Sorry that your question took so long to get answer.

Wouldn’t bayes_R2 also support the nsamples parameter? If not, you can definitely use the Shredder package (https://github.com/yonicd/shredder) to create fit objects with less samples. However, I guess (I have very little direct experience) that at least loo usually requires a lot of samples to reduce uncertainty…

Best of luck with your model!

Thank you, Martin!
When I use bayes_R2 (model, nsamples=100), R session is crushing.

Hpowever, I have another question. The Poisson model was overdispersed and I tried to fit a zero-truncated negative binomial model. However, sampler did not function (error below):

“Error in sampler$call_sampler(args_list[[i]]) : "
[2] " Exception: grad_2F1: k (internal counter) exceeded 100000 iterations, hypergeometric function gradient did not converge. (in ‘model3b4c1d283b2b_6fff72c76beefea5038bada19420ddd0’ at line 106)”
[1] “error occurred during calling the sampler; sampling not done”

I ran a negative binomial without truncation to exclude the influence of priors. It converged without problems. Does truncation work in negative binomial in brms? What syntax should I use to run the model?
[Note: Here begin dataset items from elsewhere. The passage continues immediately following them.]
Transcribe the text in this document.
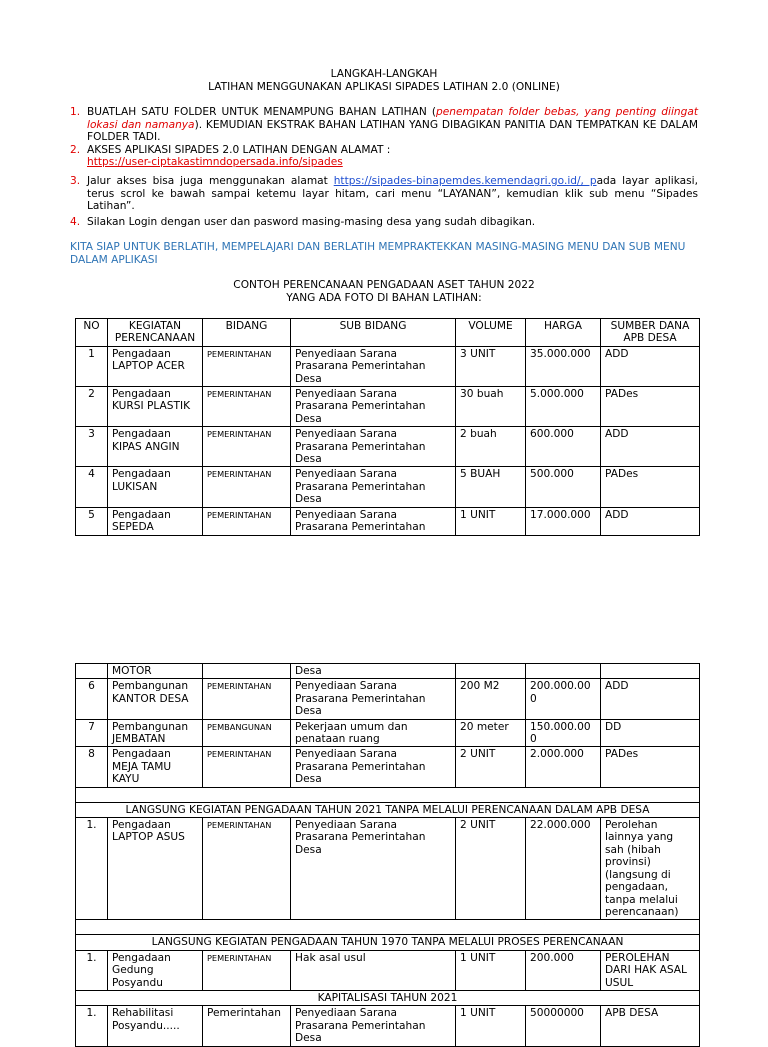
LANGKAH-LANGKAH
LATIHAN MENGGUNAKAN APLIKASI SIPADES LATIHAN 2.0 (ONLINE)
1. BUATLAH SATU FOLDER UNTUK MENAMPUNG BAHAN LATIHAN (penempatan folder bebas, yang penting diingat lokasi dan namanya). KEMUDIAN EKSTRAK BAHAN LATIHAN YANG DIBAGIKAN PANITIA DAN TEMPATKAN KE DALAM FOLDER TADI.
2. AKSES APLIKASI SIPADES 2.0 LATIHAN DENGAN ALAMAT :
https://user-ciptakastimndopersada.info/sipades
3. Jalur akses bisa juga menggunakan alamat https://sipades-binapemdes.kemendagri.go.id/, pada layar aplikasi, terus scrol ke bawah sampai ketemu layar hitam, cari menu “LAYANAN”, kemudian klik sub menu “Sipades Latihan”.
4. Silakan Login dengan user dan pasword masing-masing desa yang sudah dibagikan.
KITA SIAP UNTUK BERLATIH, MEMPELAJARI DAN BERLATIH MEMPRAKTEKKAN MASING-MASING MENU DAN SUB MENU DALAM APLIKASI
CONTOH PERENCANAAN PENGADAAN ASET TAHUN 2022
YANG ADA FOTO DI BAHAN LATIHAN:
NO	KEGIATAN PERENCANAAN	BIDANG	SUB BIDANG	VOLUME	HARGA	SUMBER DANA APB DESA
1	Pengadaan LAPTOP ACER	PEMERINTAHAN	Penyediaan Sarana Prasarana Pemerintahan Desa	3 UNIT	35.000.000	ADD
2	Pengadaan KURSI PLASTIK	PEMERINTAHAN	Penyediaan Sarana Prasarana Pemerintahan Desa	30 buah	5.000.000	PADes
3	Pengadaan KIPAS ANGIN	PEMERINTAHAN	Penyediaan Sarana Prasarana Pemerintahan Desa	2 buah	600.000	ADD
4	Pengadaan LUKISAN	PEMERINTAHAN	Penyediaan Sarana Prasarana Pemerintahan Desa	5 BUAH	500.000	PADes
5	Pengadaan SEPEDA	PEMERINTAHAN	Penyediaan Sarana Prasarana Pemerintahan	1 UNIT	17.000.000	ADD
	MOTOR		Desa			
6	Pembangunan KANTOR DESA	PEMERINTAHAN	Penyediaan Sarana Prasarana Pemerintahan Desa	200 M2	200.000.00 0	ADD
7	Pembangunan JEMBATAN	PEMBANGUNAN	Pekerjaan umum dan penataan ruang	20 meter	150.000.00 0	DD
8	Pengadaan MEJA TAMU KAYU	PEMERINTAHAN	Penyediaan Sarana Prasarana Pemerintahan Desa	2 UNIT	2.000.000	PADes

LANGSUNG KEGIATAN PENGADAAN TAHUN 2021 TANPA MELALUI PERENCANAAN DALAM APB DESA						
1.	Pengadaan LAPTOP ASUS	PEMERINTAHAN	Penyediaan Sarana Prasarana Pemerintahan Desa	2 UNIT	22.000.000	Perolehan lainnya yang sah (hibah provinsi) (langsung di pengadaan, tanpa melalui perencanaan)

LANGSUNG KEGIATAN PENGADAAN TAHUN 1970 TANPA MELALUI PROSES PERENCANAAN						
1.	Pengadaan Gedung Posyandu	PEMERINTAHAN	Hak asal usul	1 UNIT	200.000	PEROLEHAN DARI HAK ASAL USUL
KAPITALISASI TAHUN 2021						
1.	Rehabilitasi Posyandu.....	Pemerintahan	Penyediaan Sarana Prasarana Pemerintahan Desa	1 UNIT	50000000	APB DESA
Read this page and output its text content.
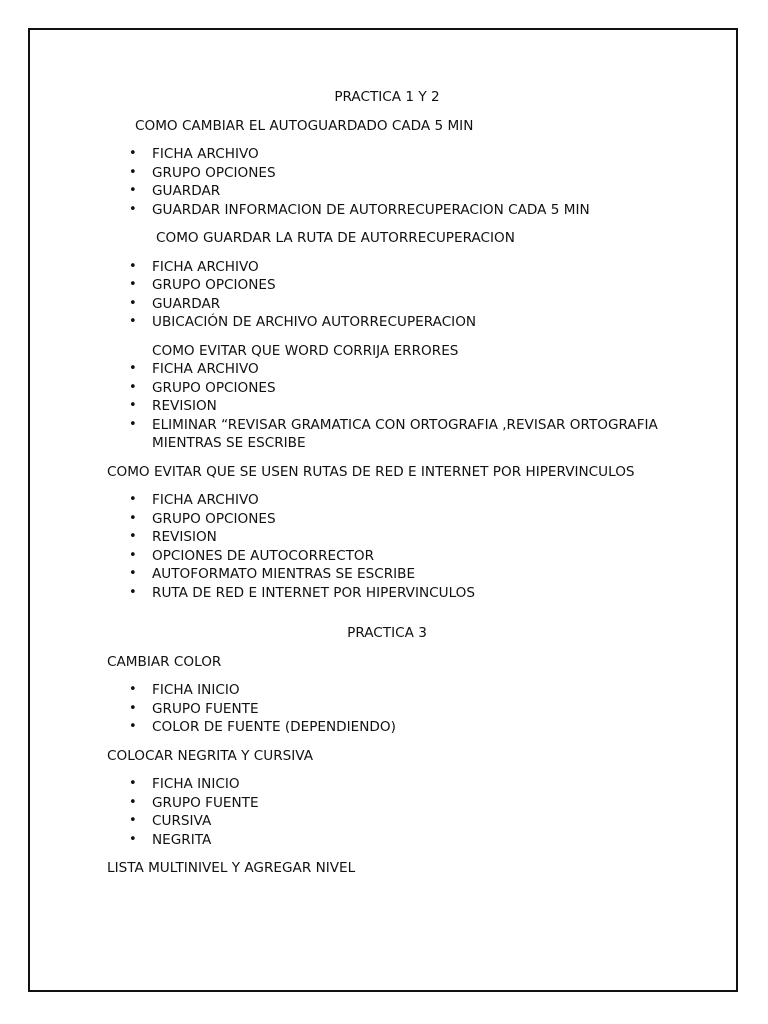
PRACTICA 1 Y 2
COMO CAMBIAR EL AUTOGUARDADO CADA 5 MIN
• FICHA ARCHIVO
• GRUPO OPCIONES
• GUARDAR
• GUARDAR INFORMACION DE AUTORRECUPERACION CADA 5 MIN
COMO GUARDAR LA RUTA DE AUTORRECUPERACION
• FICHA ARCHIVO
• GRUPO OPCIONES
• GUARDAR
• UBICACIÓN DE ARCHIVO AUTORRECUPERACION
COMO EVITAR QUE WORD CORRIJA ERRORES
• FICHA ARCHIVO
• GRUPO OPCIONES
• REVISION
• ELIMINAR “REVISAR GRAMATICA CON ORTOGRAFIA ,REVISAR ORTOGRAFIA MIENTRAS SE ESCRIBE
COMO EVITAR QUE SE USEN RUTAS DE RED E INTERNET POR HIPERVINCULOS
• FICHA ARCHIVO
• GRUPO OPCIONES
• REVISION
• OPCIONES DE AUTOCORRECTOR
• AUTOFORMATO MIENTRAS SE ESCRIBE
• RUTA DE RED E INTERNET POR HIPERVINCULOS
PRACTICA 3
CAMBIAR COLOR
• FICHA INICIO
• GRUPO FUENTE
• COLOR DE FUENTE (DEPENDIENDO)
COLOCAR NEGRITA Y CURSIVA
• FICHA INICIO
• GRUPO FUENTE
• CURSIVA
• NEGRITA
LISTA MULTINIVEL Y AGREGAR NIVEL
The model is as following:
fit2=brm(count|trunc(lb=1)~ba_sqrt+dbh_log+species.p+species.m+position.m+offset(log(population.d))+offset(log(crown_area_m2.m))+(1+y|subplot_id)+(1|dbh_class:id.m), data=alive, family=negbinomial(), prior=bprior1, save_pars=save_pars(all = TRUE), cores = 4, iter = 1000 + 1000, warmup = 1000, chains = 4, seed=123, sample_prior="yes", silent=TRUE, open_progress=FALSE, control = list(adapt_delta = 0.99, max_treedepth = 15))

I attached data in the previous post. I would appreciate your help very much!

Sorry, don’t have time/energy to actually run the model, but some quick thoughts:

That looks like an bug worth reporting at Issues · paul-buerkner/brms · GitHub

Truncation should AFAIK work with neg. binomial models. This looks like Stan is unable to evaluate the gradient of neg_binomial_2_lcdf for your model.This is definitely also a bug (but in the Stan math library) - it’s been discussed before (`neg_binomial_2_lcdf()` "grad_2F1: k (internal counter) exceeded 100000 iterations" - #4 by sakrejda), but I guess it is not yet fixed.

Still I think the fact that you’ve triggered a bug that few people have run into might mean you are exploring some weird parts of the parameter space. Also because you have adapt_delta = 0.99, max_treedepth = 15 I assume you’ve had divergences without that and so there might be something wrong with your model (hard to say what and I encourage you to start a new thread to get more attention on the issue). Possibly if you resolve the original issues, you will no longer hit the bug…

Best of luck with your model!

I made an issue, but yes, this is near the boundaries of the parameter space. The gradients there are around 1e7 so that could cause problems even if the calculation is expanded (it is easy to fix if you edit one of the c++ files, as described in the issue, so the issue is more how to cover more of the parameter space with this calculation)